Artsy.net home page weighs 5.2Mb compressed. Less than 20% of that is JavaScript that is fully cached between page views. Let's suppose average visitor will watch 3 pages on average visit. He'll consume 800Kb of JavaScript and 12Mb of images. Most likely, next visit visitor browser won't download any JS at all. If people are OK browsing so image-rich website on their phones, developers shouldn't bother about 140Kb of Ember.JS if it helps them deliver app faster. JavaScript is less than 10% even for the first time visitor.
I don't know artsy.net, it's probably image heavy. But an average webpage size of over 1.5MB is not acceptable onmobile, imo: http://www.websiteoptimization.com/speed/tweak/average-web-p... Also: http://royal.pingdom.com/2011/11/21/web-pages-getting-bloate... It's far more then it should be. Graphics can be size optimized, SVG or jpg. A JS framework doesn't need to be 100k where most webpages are probably only using a small subset of functionality. And i also don't want to download a gazillion other JS files for web tracking and such things. Ever download on a high latency connection hurts.
This.

Even though you always hear about the mobile web, web devs simply aren't trying hard enough to make the mobile web experience pleasant. They'd rather complain about mobile safari or mobile chrome than actually look at their own product.

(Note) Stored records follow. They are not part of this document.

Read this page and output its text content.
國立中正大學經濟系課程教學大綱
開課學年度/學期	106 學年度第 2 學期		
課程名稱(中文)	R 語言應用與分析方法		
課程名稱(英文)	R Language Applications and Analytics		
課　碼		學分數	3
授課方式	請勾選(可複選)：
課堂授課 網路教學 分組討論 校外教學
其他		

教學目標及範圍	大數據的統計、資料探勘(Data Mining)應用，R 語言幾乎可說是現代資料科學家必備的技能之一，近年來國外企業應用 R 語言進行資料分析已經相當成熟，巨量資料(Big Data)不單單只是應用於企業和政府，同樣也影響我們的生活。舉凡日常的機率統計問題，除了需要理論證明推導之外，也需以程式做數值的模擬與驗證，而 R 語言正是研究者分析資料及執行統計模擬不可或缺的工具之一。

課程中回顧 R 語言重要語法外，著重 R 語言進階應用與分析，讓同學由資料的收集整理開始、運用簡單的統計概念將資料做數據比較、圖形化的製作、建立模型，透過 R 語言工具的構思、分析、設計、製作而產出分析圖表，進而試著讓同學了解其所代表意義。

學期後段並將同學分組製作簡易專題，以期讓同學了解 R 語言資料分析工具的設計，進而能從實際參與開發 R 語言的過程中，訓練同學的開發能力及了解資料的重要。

(Yes, this is a generalization, but generally, the mobile web sucks.)

Another thing is that data on mobile sometimes can be expensive.
Your problem is a mobile network operators' problem primarily and not web/mobile devs'. Don't blame us for making the experience for you or us all prohibitively mediocre when those carriers are to blame for their ridiculous limitations imposed on data consumption and their exorbitant data plans.

You're barking up the wrong tree my friend.

No. If dev's don't take into account the real world environment their app will run in, they are doing a lousy job.